Diplomatic relations between Canada and the United States have become increasingly strained over the past year. Tensions reached a peak after the Trump administration announced that it would impose a series of tariffs on Canadian steel and aluminum. The Canadian government responded by introducing punitive measures on American goods. Further, rocky negotiations over the ratification of the United States-Mexico-Canada Agreement (USMCA), which was put forth to replace the North American Free Trade Agreement (NAFTA), have further strained relations between the two governments over the past year.
Canada and Mexico are not the only countries that has been affected by geopolitical uncertainty initiated by the United States. The Trump administration has abruptly changed sanctions laws in recent months and years, resulting in an environment of constant uncertainty, creating immense challenges for compliance professionals at financial institutions around the world.

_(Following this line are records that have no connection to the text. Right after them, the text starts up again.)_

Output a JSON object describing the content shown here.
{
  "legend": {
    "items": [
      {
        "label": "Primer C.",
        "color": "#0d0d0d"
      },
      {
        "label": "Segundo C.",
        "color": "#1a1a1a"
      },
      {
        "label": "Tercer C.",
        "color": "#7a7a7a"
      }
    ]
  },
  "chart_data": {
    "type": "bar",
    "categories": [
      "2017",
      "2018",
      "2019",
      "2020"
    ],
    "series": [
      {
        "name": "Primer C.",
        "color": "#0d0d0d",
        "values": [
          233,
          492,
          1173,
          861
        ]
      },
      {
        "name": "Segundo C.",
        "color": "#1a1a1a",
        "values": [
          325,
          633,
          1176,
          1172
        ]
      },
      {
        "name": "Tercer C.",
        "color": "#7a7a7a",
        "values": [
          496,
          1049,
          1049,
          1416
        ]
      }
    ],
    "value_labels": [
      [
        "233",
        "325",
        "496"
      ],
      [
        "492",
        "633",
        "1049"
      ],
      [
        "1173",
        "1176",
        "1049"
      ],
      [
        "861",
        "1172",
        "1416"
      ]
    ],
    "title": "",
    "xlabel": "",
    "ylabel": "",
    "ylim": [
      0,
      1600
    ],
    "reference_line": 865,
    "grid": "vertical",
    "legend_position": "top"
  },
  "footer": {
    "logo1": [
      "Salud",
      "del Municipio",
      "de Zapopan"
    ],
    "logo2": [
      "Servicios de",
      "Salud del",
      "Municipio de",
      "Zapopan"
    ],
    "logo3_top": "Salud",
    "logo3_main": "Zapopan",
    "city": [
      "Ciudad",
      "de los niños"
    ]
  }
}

Financial institutions with an international presence have been caught in a crossfire between regulators which has undoubtedly posed challenges for compliance with sanctions obligations.
Following the decision by the Trump administration to reinstate sanctions against Iran, for example, regulators in the European Union have introduced legislation to mitigate the effect of U.S. sanctions by protecting European business that deal with Iran. The measures, which forbid EU persons from complying with U.S. sanctions, gives firms the ability to sue in court to recover potential damages from parties who withdraw from contracts due to U.S. sanctions.
However, the United States remains steadfast in its determination to impose and enforce sanctions against Iran. For financial institutions, violating sanctions places them at risk of heavy fines, administrative penalties, reputational damage, and even the threat of having regulatory licenses revoked.
Geopolitical risks are posing a bigger threat to businesses around the world. Corporations find themselves increasingly at the mercy of the mood of the day of the politicians that run their countries. Over the past two years, geopolitical developments have manifested themselves in the form of unpredictable tariffs, uncertainty around the direction of regulatory developments, and other unforeseen retaliatory measures.
Businesses must contend with the fallout of these political actions on their operations, supply chains, and vendor relations. Risk and compliance officers must re-evaluate mechanisms for monitoring geopolitical risk, particularly in regions that were once regarded as low risk and are not usually considered hotbeds for geopolitical disputes.
As a result, compliance professionals need to consider how to mitigate geopolitical risks relevant to their companies. Multinationals in particular may need to consider whether they should retain board members with practical experience in high-risk countries. Beyond a knowledge of the country’s political climate, these experts should have hands-on experience working and managing employees on the ground. Alternatively, businesses can also consider retaining external consultants with the necessary expertise to advise the board.
Business-continuity planning for companies in all industries is also important. Testing any continuity plans against extreme scenarios including trade bans and embargoes should be regarded as essential.
In the financial industry, compliance officers face challenges pertaining to sanctions compliance as new political disputes erupt and trigger new compliance obligations. Financial firms need to maintain compliance systems that are nimble enough to accommodate sudden changes as well as to demonstrate revisions made to ensure compliance with any new sanctions.